Two women making eye contact while talking with each other.
Female gaze: Autistic and non-autistic women and girls spend more time looking at faces than do their male peers.

fizkes / Adobe Stock

Social attention shows sex difference in autism

Autistic boys and men are less attuned to social stimuli than autistic girls and women are, according to new unpublished work.

By Angie Voyles Askham
14 May 2021 | 3 min read

Autistic women and girls pay more attention to faces than their male counterparts do, according to unpublished findings presented virtually last week at the 2021 International Society for Autism Research annual meeting. (Links to abstracts may work only for registered conference attendees.)

The results jibe with earlier findings that infant girls with an increased likelihood of having autism pay closer attention to social cues than their male counterparts do.

“[The faces] aren’t grabbing the autistic males in the same way,” says study investigator Teresa Del Bianco, a postdoctoral researcher at the Centre for Brain and Cognitive Development at Birkbeck, University of London in the United Kingdom.

The difference may help explain why women and girls are less likely than men and boys to be diagnosed with autism, the researchers say.
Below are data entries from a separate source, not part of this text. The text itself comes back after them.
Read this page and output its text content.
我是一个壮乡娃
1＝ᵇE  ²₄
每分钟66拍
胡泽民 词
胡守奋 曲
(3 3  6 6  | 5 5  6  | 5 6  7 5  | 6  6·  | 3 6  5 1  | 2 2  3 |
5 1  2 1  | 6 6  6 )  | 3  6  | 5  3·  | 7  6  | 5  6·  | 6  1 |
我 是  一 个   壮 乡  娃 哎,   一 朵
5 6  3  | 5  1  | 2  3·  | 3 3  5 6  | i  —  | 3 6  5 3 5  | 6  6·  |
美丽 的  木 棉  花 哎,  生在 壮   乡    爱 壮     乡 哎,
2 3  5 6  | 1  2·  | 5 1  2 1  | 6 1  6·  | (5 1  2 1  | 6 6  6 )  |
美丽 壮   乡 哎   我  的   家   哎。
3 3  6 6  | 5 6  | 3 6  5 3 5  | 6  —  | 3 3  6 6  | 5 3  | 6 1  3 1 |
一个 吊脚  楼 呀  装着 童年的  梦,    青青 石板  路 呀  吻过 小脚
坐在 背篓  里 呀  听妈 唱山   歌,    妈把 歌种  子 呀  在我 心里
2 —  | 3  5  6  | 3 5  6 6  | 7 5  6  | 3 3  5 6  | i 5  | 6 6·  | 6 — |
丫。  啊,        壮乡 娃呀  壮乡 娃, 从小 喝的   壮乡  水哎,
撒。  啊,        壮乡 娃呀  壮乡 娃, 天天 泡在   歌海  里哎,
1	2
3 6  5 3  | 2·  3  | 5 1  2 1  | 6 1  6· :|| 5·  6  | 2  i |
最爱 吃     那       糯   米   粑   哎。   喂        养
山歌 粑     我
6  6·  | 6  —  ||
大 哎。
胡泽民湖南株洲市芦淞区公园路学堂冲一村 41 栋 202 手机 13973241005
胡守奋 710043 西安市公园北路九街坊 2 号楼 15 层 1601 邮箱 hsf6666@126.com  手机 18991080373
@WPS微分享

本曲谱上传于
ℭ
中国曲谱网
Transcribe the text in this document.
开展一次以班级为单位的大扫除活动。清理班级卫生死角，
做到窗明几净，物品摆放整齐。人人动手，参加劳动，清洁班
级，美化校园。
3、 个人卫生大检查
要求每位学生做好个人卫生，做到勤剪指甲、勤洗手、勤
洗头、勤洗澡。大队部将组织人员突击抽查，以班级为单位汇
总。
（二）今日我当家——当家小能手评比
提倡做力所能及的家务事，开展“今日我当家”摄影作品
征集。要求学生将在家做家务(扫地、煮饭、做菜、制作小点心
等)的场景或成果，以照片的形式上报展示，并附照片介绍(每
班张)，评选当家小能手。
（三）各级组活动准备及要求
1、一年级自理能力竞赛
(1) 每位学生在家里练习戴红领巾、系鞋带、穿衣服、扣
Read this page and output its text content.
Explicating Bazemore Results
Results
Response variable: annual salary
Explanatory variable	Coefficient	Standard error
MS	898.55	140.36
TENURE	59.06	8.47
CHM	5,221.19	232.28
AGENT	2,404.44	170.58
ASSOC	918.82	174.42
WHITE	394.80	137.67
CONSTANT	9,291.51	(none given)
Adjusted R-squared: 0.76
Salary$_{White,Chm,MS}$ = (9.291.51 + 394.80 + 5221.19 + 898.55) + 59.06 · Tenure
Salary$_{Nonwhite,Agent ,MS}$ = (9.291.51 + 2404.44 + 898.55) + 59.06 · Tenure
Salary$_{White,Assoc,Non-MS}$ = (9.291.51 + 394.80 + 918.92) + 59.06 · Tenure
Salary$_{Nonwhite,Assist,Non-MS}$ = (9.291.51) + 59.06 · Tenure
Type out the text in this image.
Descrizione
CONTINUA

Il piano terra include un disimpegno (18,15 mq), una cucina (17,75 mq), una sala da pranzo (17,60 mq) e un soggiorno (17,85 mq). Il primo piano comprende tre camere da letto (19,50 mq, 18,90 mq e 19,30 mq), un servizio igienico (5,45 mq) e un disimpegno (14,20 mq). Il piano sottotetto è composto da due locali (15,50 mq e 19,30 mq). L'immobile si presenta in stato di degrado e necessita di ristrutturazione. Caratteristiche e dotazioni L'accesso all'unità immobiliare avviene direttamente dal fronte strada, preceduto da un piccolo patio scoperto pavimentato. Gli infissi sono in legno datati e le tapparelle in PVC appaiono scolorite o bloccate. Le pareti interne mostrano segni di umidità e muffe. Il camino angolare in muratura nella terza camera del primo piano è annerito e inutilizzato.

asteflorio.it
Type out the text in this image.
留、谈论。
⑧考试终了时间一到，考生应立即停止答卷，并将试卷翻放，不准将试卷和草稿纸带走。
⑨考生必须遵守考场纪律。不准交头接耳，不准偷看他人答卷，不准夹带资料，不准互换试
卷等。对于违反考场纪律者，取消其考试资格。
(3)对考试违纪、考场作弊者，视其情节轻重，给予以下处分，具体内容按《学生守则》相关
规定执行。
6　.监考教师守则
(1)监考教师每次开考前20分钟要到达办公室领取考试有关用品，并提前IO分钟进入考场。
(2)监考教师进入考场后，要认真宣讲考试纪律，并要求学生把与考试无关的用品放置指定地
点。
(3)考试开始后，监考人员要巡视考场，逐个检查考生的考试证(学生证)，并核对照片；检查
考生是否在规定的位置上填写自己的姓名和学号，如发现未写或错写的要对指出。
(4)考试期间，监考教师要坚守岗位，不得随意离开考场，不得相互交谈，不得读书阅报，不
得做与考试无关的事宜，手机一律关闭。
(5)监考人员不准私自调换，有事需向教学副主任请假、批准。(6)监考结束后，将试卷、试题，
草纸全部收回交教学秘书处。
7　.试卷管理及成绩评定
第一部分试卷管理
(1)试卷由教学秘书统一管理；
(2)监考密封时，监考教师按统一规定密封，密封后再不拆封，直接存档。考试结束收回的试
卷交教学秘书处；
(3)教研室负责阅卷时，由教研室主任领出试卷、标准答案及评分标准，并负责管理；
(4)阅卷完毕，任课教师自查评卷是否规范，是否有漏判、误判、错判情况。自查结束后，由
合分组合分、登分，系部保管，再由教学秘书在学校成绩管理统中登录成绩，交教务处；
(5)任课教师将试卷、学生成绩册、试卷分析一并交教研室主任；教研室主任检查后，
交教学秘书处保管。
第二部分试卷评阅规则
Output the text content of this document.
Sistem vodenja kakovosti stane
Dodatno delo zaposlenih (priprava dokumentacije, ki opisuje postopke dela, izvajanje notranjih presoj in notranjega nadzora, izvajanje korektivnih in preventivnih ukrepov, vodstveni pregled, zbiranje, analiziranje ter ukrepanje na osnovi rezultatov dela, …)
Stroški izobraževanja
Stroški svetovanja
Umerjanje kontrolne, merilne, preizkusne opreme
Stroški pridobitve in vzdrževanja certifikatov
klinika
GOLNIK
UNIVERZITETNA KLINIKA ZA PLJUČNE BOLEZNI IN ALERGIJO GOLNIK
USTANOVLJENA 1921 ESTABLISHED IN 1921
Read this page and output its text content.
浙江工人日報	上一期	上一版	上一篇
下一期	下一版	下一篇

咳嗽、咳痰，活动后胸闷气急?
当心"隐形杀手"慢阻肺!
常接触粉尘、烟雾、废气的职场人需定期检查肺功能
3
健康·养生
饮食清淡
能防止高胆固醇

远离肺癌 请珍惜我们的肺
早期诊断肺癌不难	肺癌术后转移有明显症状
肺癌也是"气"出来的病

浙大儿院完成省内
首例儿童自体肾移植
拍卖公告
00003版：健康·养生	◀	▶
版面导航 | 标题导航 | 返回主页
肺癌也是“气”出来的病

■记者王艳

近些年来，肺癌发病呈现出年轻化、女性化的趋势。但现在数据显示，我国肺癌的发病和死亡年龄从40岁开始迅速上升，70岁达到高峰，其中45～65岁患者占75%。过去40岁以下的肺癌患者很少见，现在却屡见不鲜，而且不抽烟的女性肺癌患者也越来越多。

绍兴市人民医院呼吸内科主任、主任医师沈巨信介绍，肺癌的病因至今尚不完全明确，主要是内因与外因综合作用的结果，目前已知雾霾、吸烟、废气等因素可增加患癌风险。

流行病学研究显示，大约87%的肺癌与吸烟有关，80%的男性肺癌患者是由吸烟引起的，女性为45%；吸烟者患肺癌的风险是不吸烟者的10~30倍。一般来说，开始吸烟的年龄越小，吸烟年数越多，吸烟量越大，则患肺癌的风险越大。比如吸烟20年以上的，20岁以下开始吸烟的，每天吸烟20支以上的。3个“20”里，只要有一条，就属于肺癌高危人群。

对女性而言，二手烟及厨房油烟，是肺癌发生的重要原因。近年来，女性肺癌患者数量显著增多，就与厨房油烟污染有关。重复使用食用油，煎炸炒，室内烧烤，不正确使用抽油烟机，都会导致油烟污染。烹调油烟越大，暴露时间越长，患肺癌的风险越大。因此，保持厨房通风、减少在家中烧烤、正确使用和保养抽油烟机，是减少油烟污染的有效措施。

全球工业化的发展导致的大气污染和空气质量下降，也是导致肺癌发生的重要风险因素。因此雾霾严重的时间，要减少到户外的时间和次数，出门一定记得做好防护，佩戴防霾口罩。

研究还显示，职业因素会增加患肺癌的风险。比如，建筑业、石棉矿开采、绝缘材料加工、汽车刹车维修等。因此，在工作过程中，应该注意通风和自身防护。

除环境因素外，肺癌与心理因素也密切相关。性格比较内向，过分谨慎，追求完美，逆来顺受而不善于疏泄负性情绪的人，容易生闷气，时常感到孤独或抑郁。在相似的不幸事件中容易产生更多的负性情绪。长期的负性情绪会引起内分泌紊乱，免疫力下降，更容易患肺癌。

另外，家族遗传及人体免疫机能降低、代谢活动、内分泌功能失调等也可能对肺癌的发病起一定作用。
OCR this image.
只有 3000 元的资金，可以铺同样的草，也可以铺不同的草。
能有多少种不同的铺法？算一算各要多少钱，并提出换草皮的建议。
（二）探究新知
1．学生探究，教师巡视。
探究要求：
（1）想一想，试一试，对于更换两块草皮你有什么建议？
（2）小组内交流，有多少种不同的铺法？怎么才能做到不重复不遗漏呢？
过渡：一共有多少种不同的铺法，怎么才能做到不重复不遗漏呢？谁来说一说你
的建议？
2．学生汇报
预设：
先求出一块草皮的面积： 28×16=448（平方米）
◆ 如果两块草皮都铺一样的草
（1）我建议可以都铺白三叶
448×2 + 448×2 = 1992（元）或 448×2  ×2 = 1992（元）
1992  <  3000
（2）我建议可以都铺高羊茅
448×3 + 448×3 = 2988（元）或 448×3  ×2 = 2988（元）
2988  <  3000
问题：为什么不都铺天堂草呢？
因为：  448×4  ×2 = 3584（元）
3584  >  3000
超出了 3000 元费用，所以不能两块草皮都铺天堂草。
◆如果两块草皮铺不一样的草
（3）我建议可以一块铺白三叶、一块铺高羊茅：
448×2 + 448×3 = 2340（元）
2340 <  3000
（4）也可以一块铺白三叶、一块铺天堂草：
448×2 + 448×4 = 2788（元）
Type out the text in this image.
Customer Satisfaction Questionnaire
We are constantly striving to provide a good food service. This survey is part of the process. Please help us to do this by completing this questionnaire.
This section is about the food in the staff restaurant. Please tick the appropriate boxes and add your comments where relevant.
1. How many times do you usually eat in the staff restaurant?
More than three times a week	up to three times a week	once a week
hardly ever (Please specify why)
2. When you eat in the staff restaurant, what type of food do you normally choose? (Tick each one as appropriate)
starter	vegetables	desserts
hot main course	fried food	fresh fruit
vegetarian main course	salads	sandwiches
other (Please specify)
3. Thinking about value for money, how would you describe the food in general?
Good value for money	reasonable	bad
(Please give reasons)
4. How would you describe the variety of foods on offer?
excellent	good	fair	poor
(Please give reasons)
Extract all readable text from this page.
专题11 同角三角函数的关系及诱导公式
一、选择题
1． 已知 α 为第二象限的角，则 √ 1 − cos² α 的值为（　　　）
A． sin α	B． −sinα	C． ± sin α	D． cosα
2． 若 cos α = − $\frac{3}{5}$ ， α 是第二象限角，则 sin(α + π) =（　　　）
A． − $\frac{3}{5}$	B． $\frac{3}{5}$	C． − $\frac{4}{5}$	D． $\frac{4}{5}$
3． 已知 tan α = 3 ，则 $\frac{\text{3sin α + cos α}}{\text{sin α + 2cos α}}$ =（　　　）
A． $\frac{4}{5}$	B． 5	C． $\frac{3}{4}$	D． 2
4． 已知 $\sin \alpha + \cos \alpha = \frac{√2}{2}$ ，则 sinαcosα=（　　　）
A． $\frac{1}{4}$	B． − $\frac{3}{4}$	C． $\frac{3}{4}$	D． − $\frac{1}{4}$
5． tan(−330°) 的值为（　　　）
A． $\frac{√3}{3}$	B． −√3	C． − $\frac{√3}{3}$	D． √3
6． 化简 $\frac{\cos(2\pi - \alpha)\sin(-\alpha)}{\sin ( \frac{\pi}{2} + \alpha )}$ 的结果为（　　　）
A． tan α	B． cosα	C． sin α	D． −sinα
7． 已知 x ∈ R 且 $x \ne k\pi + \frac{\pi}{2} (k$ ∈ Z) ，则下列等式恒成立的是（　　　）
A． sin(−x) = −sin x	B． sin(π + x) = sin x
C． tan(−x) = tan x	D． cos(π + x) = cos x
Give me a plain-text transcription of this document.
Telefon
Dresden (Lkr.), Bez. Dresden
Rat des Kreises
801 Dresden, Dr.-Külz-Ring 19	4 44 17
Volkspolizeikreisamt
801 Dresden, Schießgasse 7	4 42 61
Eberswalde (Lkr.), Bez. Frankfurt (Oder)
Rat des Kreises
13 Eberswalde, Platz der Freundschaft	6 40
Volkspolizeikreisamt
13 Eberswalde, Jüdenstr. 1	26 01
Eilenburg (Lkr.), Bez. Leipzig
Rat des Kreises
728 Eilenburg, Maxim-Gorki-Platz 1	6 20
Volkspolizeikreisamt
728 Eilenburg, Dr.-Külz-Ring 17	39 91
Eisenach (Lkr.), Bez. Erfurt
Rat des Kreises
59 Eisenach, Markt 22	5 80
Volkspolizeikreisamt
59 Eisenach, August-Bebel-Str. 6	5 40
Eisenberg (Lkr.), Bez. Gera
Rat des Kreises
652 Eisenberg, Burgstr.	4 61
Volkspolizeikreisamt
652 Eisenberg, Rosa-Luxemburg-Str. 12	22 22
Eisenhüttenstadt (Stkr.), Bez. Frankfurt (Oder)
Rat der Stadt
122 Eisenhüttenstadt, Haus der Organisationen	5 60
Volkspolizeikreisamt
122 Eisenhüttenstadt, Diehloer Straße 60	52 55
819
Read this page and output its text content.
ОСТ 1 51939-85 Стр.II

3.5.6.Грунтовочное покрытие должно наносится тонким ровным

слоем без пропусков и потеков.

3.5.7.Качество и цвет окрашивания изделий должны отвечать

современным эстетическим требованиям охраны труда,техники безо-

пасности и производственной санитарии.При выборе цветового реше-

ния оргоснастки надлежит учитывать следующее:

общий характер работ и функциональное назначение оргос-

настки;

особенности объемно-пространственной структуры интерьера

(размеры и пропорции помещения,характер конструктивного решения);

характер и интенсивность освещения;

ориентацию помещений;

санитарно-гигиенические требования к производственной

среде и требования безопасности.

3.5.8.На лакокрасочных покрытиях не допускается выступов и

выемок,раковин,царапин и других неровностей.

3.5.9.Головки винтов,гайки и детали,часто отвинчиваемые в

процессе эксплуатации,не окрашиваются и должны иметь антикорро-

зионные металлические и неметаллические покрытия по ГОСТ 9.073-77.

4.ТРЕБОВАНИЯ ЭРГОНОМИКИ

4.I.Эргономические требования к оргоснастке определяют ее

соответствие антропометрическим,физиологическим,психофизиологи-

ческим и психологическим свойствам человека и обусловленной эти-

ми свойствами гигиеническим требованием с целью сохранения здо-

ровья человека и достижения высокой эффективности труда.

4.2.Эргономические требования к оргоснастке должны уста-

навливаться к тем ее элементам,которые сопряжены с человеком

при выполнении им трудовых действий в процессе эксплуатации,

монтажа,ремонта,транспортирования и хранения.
The team used a portable eye tracker to evaluate 388 autistic people and 271 non-autistic people aged 6 to 30 years old at six sites as part of the Longitudinal European Autism Project. Each participant watched a video of people being interviewed, in which each face appears for about three seconds.

Different patterns:

When watching the videos, autistic and non-autistic female participants both spent more time looking at faces than did their male counterparts, the researchers found. And unlike autistic women and girls, autistic men and boys had significantly different patterns of looking behavior than their non-autistic peers.

The non-autistic participants’ attention to individual faces followed a consistent pattern over time, ramping up shortly after a face appeared on screen and then slowly decreasing. Autistic boys and men also attended to the face initially but spent less time overall looking at it than their non-autistic peers did. And their attention to the face also waned, but at a slightly slower rate.

The looking patterns of autistic girls and women did not differ significantly from those of non-autistic girls and women, the team found.

Because autistic boys and men spend less time looking at the faces initially, they may pick up on fewer details, Del Bianco says. And if they see fewer details, they may find the faces less interesting — leading them to spend less time looking at faces, she suggests.

The team plans to continue using these videos and other visual stimuli to study how social attention varies under different conditions and how autistic men and women differ in their performance, Del Bianco says.